Gregor terkekeh kecil. “Laporan, ya? Aku akui, Elena, kau jauh lebih teliti dan tajam dariku. Tanpamu, aku sudah jadi kapten yang buruk.”

Elena tersenyum tipis. “Itu hanya soal pembagian tugas. Peranmu, Kapten, adalah memastikan kita punya daya tempur yang cukup.”

“Daya tempur? Itu gampang. Sebanyak yang kau butuhkan,” kata Gregor sambil tertawa kecil.

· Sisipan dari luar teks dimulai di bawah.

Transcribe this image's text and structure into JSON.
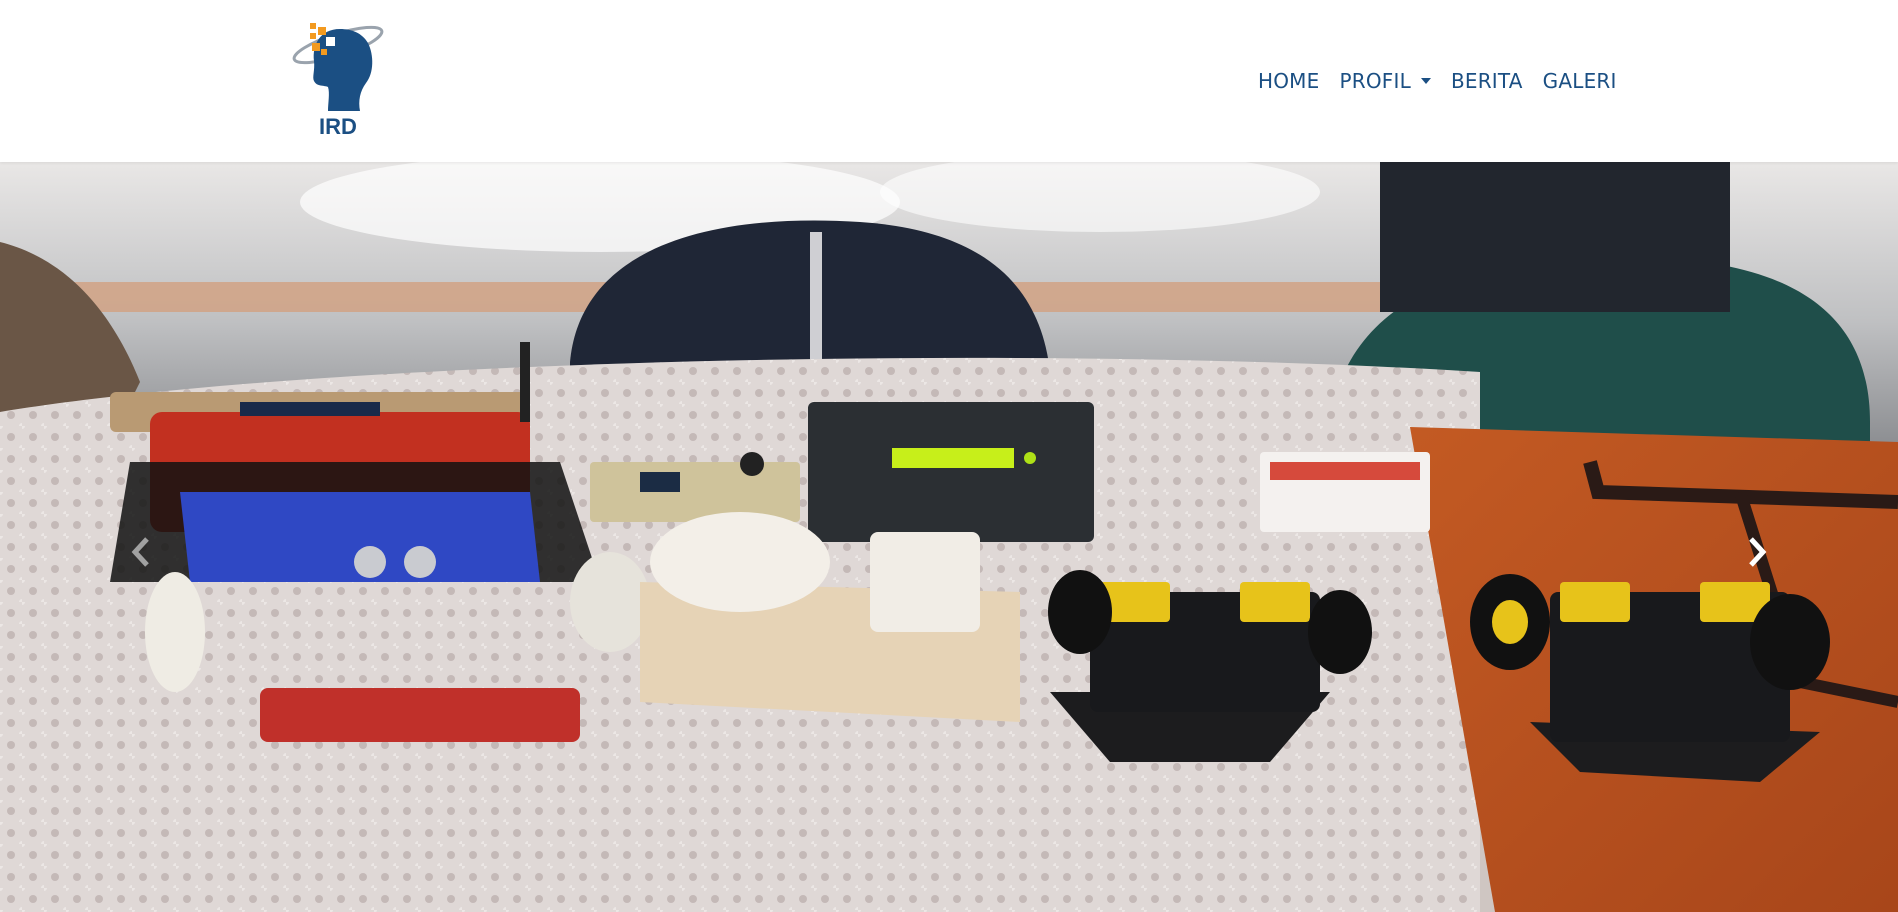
{
  "brand": {
    "logo_text": "IRD",
    "colors": {
      "primary": "#1b4f83",
      "accent": "#f39a1f"
    }
  },
  "nav": {
    "items": [
      {
        "label": "HOME",
        "has_dropdown": false
      },
      {
        "label": "PROFIL",
        "has_dropdown": true
      },
      {
        "label": "BERITA",
        "has_dropdown": false
      },
      {
        "label": "GALERI",
        "has_dropdown": false
      }
    ]
  },
  "carousel": {
    "slide_image": "robot-exhibition-table-photo",
    "prev_icon": "chevron-left-icon",
    "next_icon": "chevron-right-icon"
  }
}
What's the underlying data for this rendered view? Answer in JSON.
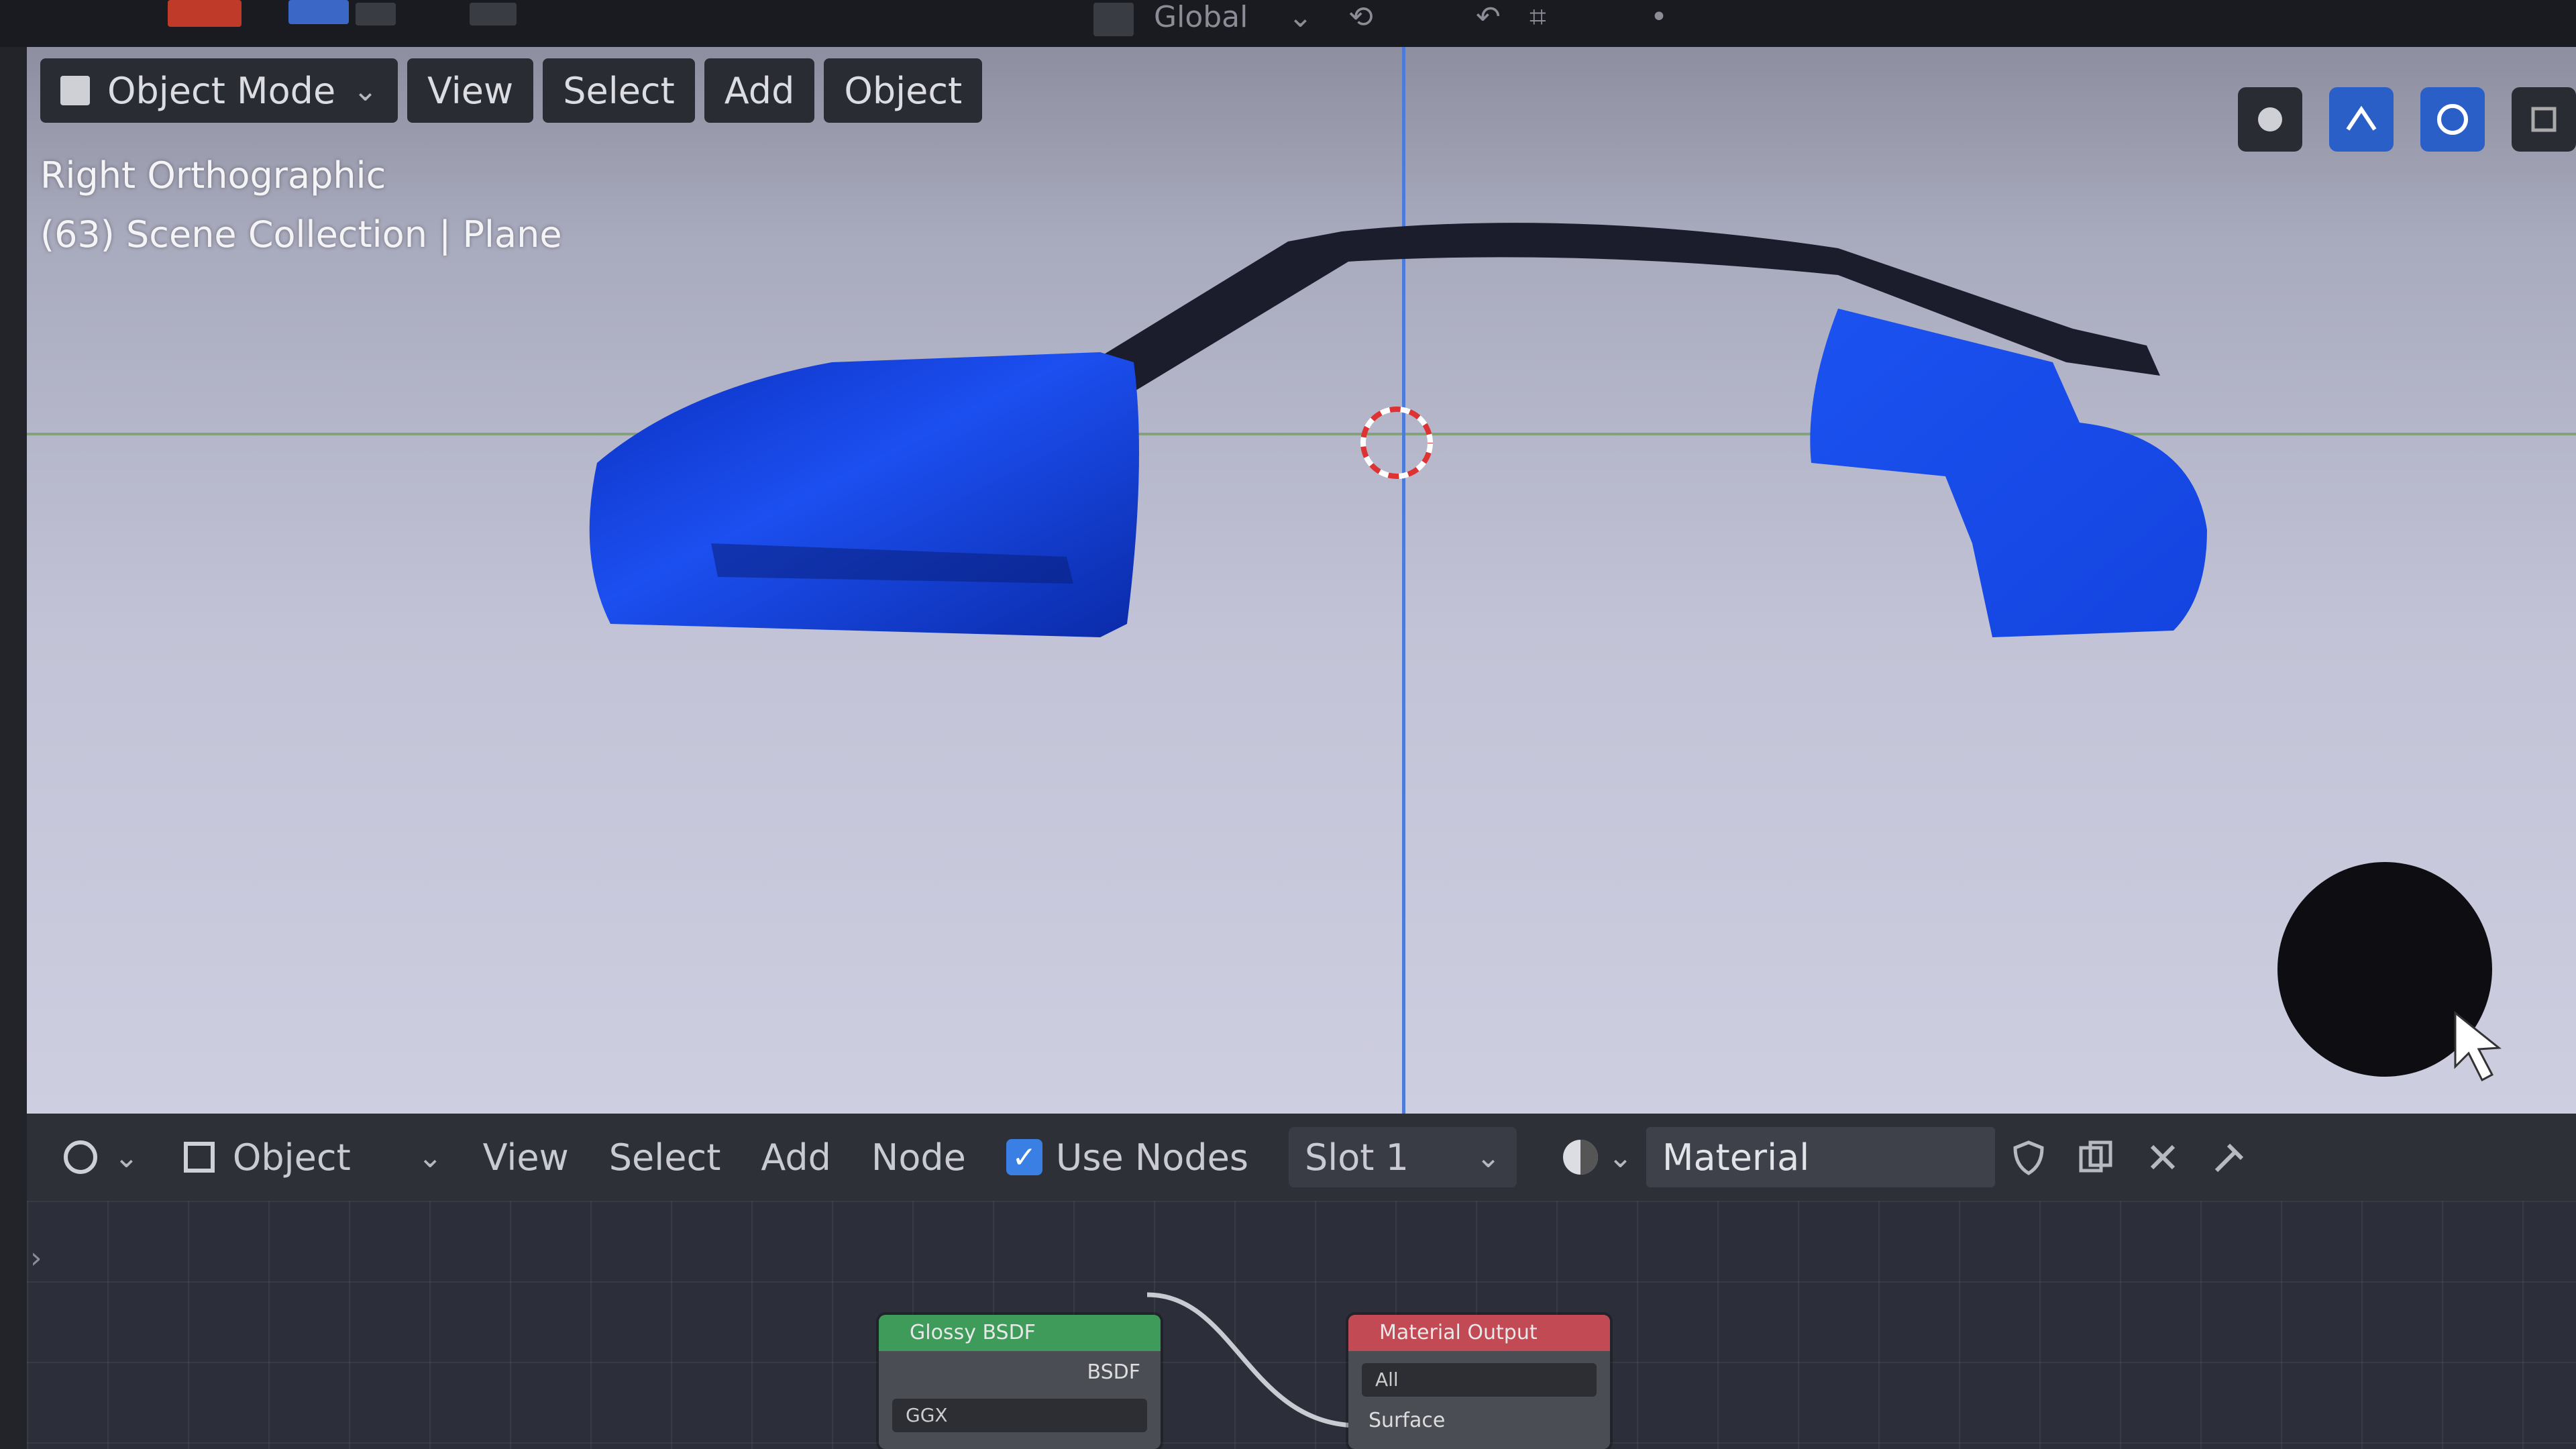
{
  "top_bar": {
    "transform_orientation": "Global"
  },
  "viewport": {
    "header": {
      "mode_label": "Object Mode",
      "menus": [
        "View",
        "Select",
        "Add",
        "Object"
      ]
    },
    "info": {
      "view_name": "Right Orthographic",
      "collection_line": "(63) Scene Collection | Plane"
    },
    "colors": {
      "mesh": "#1a4fe6",
      "background": "#c2c3d6",
      "y_axis": "#4d7bd9",
      "x_axis": "#6d9a5b"
    }
  },
  "node_editor": {
    "header": {
      "context_label": "Object",
      "menus": [
        "View",
        "Select",
        "Add",
        "Node"
      ],
      "use_nodes_label": "Use Nodes",
      "use_nodes_checked": true,
      "slot_label": "Slot 1",
      "material_name": "Material"
    },
    "nodes": {
      "bsdf": {
        "title": "Glossy BSDF",
        "output": "BSDF",
        "distribution": "GGX"
      },
      "output": {
        "title": "Material Output",
        "target": "All",
        "input": "Surface"
      }
    }
  }
}
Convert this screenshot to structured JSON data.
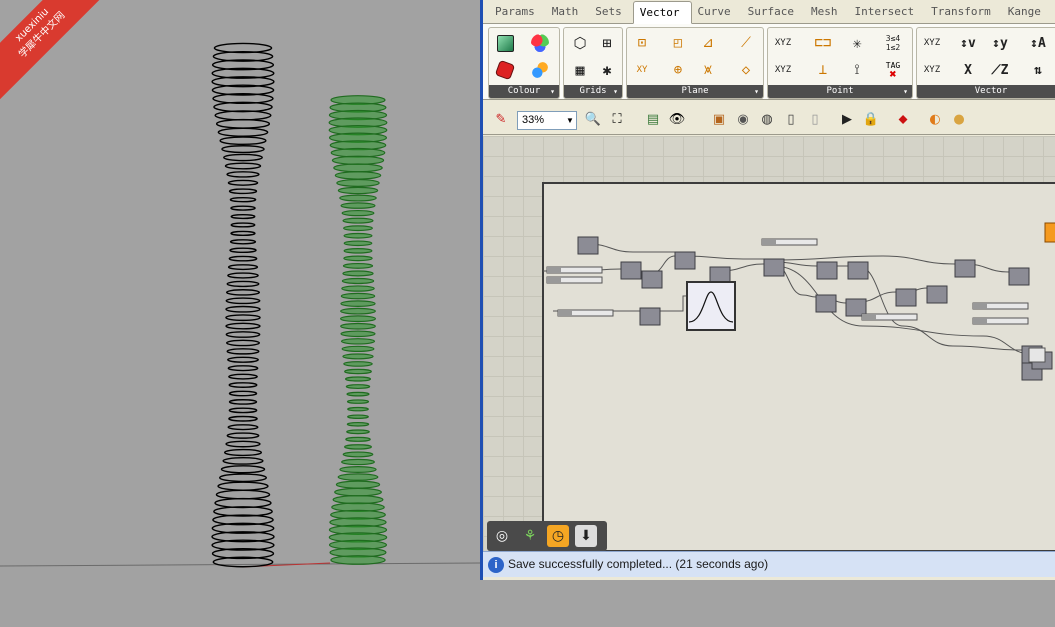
{
  "watermark": {
    "line1": "xuexiniu",
    "line2": "学犀牛中文网"
  },
  "grasshopper": {
    "tabs": [
      "Params",
      "Math",
      "Sets",
      "Vector",
      "Curve",
      "Surface",
      "Mesh",
      "Intersect",
      "Transform",
      "Kange"
    ],
    "active_tab": "Vector",
    "ribbon_groups": [
      "Colour",
      "Grids",
      "Plane",
      "Point",
      "Vector"
    ],
    "point_icons": {
      "xyz_top": "XYZ",
      "xyz_bottom": "XYZ",
      "tag": "TAG",
      "ratio": "3≤4 1≤2"
    },
    "vector_icons": {
      "xyz_a": "XYZ",
      "xyz_b": "XYZ",
      "v": "v",
      "y": "y",
      "x": "X",
      "z": "Z",
      "a": "A"
    },
    "plane_icons": {
      "xy": "XY"
    },
    "zoom": {
      "value": "33%"
    },
    "status": {
      "text": "Save successfully completed... (21 seconds ago)"
    }
  },
  "colors": {
    "tower_left": "#000000",
    "tower_right": "#2e8f2e",
    "node_fill": "#8c8c95",
    "status_bg": "#d6e2f5",
    "accent": "#f59a1f"
  }
}
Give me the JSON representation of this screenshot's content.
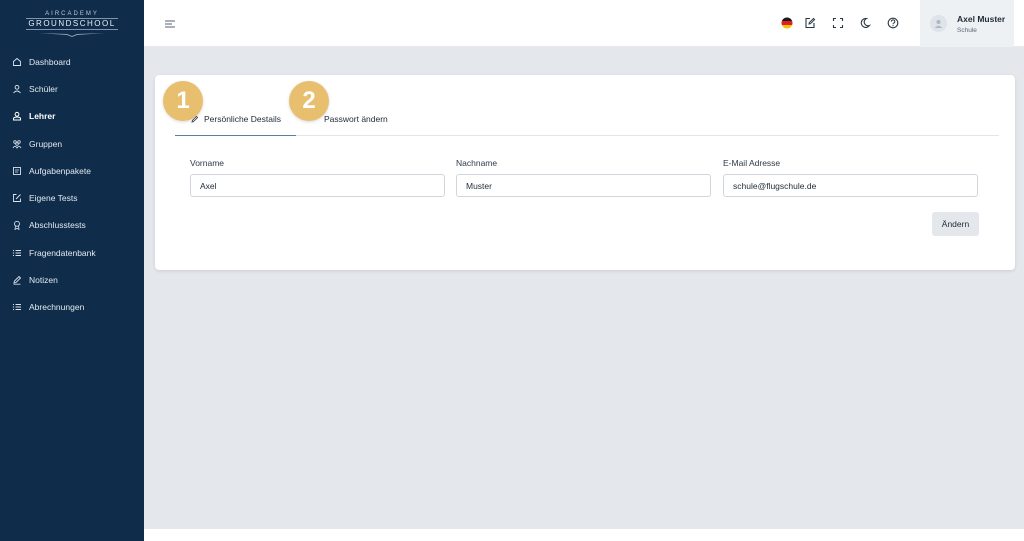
{
  "app": {
    "logo_top": "AIRCADEMY",
    "logo_main": "GROUNDSCHOOL"
  },
  "sidebar": {
    "items": [
      {
        "label": "Dashboard",
        "icon": "home-icon"
      },
      {
        "label": "Schüler",
        "icon": "user-icon"
      },
      {
        "label": "Lehrer",
        "icon": "teacher-icon",
        "active": true
      },
      {
        "label": "Gruppen",
        "icon": "group-icon"
      },
      {
        "label": "Aufgabenpakete",
        "icon": "package-icon"
      },
      {
        "label": "Eigene Tests",
        "icon": "edit-square-icon"
      },
      {
        "label": "Abschlusstests",
        "icon": "award-icon"
      },
      {
        "label": "Fragendatenbank",
        "icon": "list-icon"
      },
      {
        "label": "Notizen",
        "icon": "pencil-icon"
      },
      {
        "label": "Abrechnungen",
        "icon": "list-icon"
      }
    ]
  },
  "header": {
    "icons": [
      "menu-icon",
      "german-flag-icon",
      "edit-icon",
      "fullscreen-icon",
      "moon-icon",
      "help-icon"
    ],
    "user_name": "Axel Muster",
    "user_role": "Schule"
  },
  "tabs": [
    {
      "label": "Persönliche Destails",
      "badge": "1"
    },
    {
      "label": "Passwort ändern",
      "badge": "2"
    }
  ],
  "form": {
    "first_name": {
      "label": "Vorname",
      "value": "Axel"
    },
    "last_name": {
      "label": "Nachname",
      "value": "Muster"
    },
    "email": {
      "label": "E-Mail Adresse",
      "value": "schule@flugschule.de"
    },
    "submit_label": "Ändern"
  },
  "colors": {
    "sidebar_bg": "#0f2d4a",
    "main_bg": "#e4e8ec",
    "badge": "#e7bf6e",
    "tab_underline": "#5b7fa3"
  }
}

Ia menyesap anggurnya lagi, lalu melirik keluar jendela. Peti-peti kayu sudah selesai dimuat ke atas kereta. Sosok kecil bertudung tampak memberi instruksi terakhir pada kusir.

“Orang sekecil itu… mungkin cacat? Tetap saja harus bekerja di luar begini—hidup yang berat,” pikir Gregor dalam hati. Ia pun menutup tirai, kembali pada makan siangnya, memilih tak lagi peduli dengan pemandangan luar.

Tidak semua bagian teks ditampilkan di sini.